Courtesy of JNS An FBI “Most Wanted Terrorist” poster for Palestinian terrorist Ahlam Ahmad al-Tamimi, one of the masterminds of the Aug. 9, 2001 bombing of the Sbarro pizzeria in Jerusalem.

Courtesy of JNS

An FBI “Most Wanted Terrorist” poster for Palestinian terrorist Ahlam Ahmad al-Tamimi, one of the masterminds of the Aug. 9, 2001 bombing of the Sbarro pizzeria in Jerusalem. 

 

(JNS) The United States has rejected a claim by Jordan over its refusal to deport wanted Palestinian-Jordanian Hamas terrorist Ahlam Tamimi, as a Jordanian court ruled in 2017 that Amman’s extradition treaty with Washington is invalid, despite the U.S. State Department saying the opposite in a report published last week.

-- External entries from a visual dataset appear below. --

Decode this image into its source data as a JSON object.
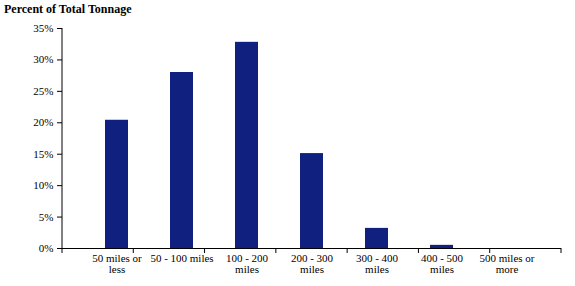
{
  "chart_data": {
    "type": "bar",
    "ylabel": "Percent of Total Tonnage",
    "categories": [
      "50 miles or less",
      "50 - 100 miles",
      "100 - 200 miles",
      "200 - 300 miles",
      "300 - 400 miles",
      "400 - 500 miles",
      "500 miles or more"
    ],
    "values": [
      20.4,
      28.0,
      32.8,
      15.1,
      3.2,
      0.5,
      0
    ],
    "color": "#10207f",
    "ylim": [
      0,
      35
    ],
    "yticks": [
      {
        "value": 0,
        "label": "0%"
      },
      {
        "value": 5,
        "label": "5%"
      },
      {
        "value": 10,
        "label": "10%"
      },
      {
        "value": 15,
        "label": "15%"
      },
      {
        "value": 20,
        "label": "20%"
      },
      {
        "value": 25,
        "label": "25%"
      },
      {
        "value": 30,
        "label": "30%"
      },
      {
        "value": 35,
        "label": "35%"
      }
    ],
    "grid": false
  }
}
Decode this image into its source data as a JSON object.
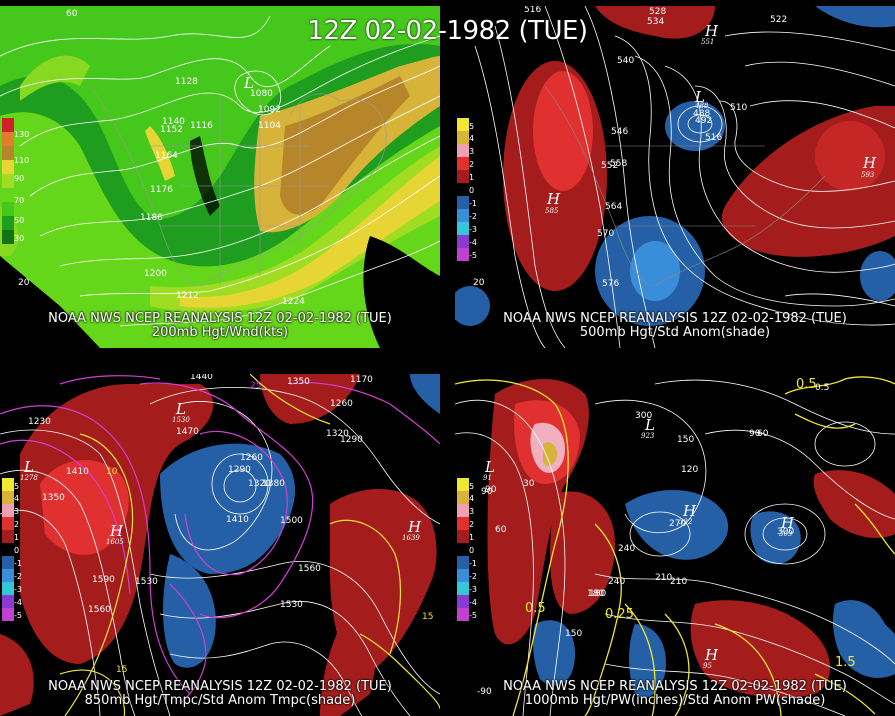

The report could lead to increased pressure by the White House on Jordan to extradite Tamimi to the United States, who helped organize the well-known suicide-bombing at a Sbarro pizzeria on Aug. 9, 2001, which killed 15 people, including two Americans, and injured about 130 others.

Tamimi, who planned the attack, has shown no remorse, saying she has “no regrets.”

She had been awarded $51,836 until she was released from prison, as part of a 2011 prisoner exchange that included Israeli soldier Gilad Shalit’s release from Hamas captivity, when she then escaped to Jordan.

Tamimi is on America’s “Most Wanted Terrorist” list, but the United States has been unable to secure her extradition as a 1995 extradition agreement was not ratified by Jordan’s government.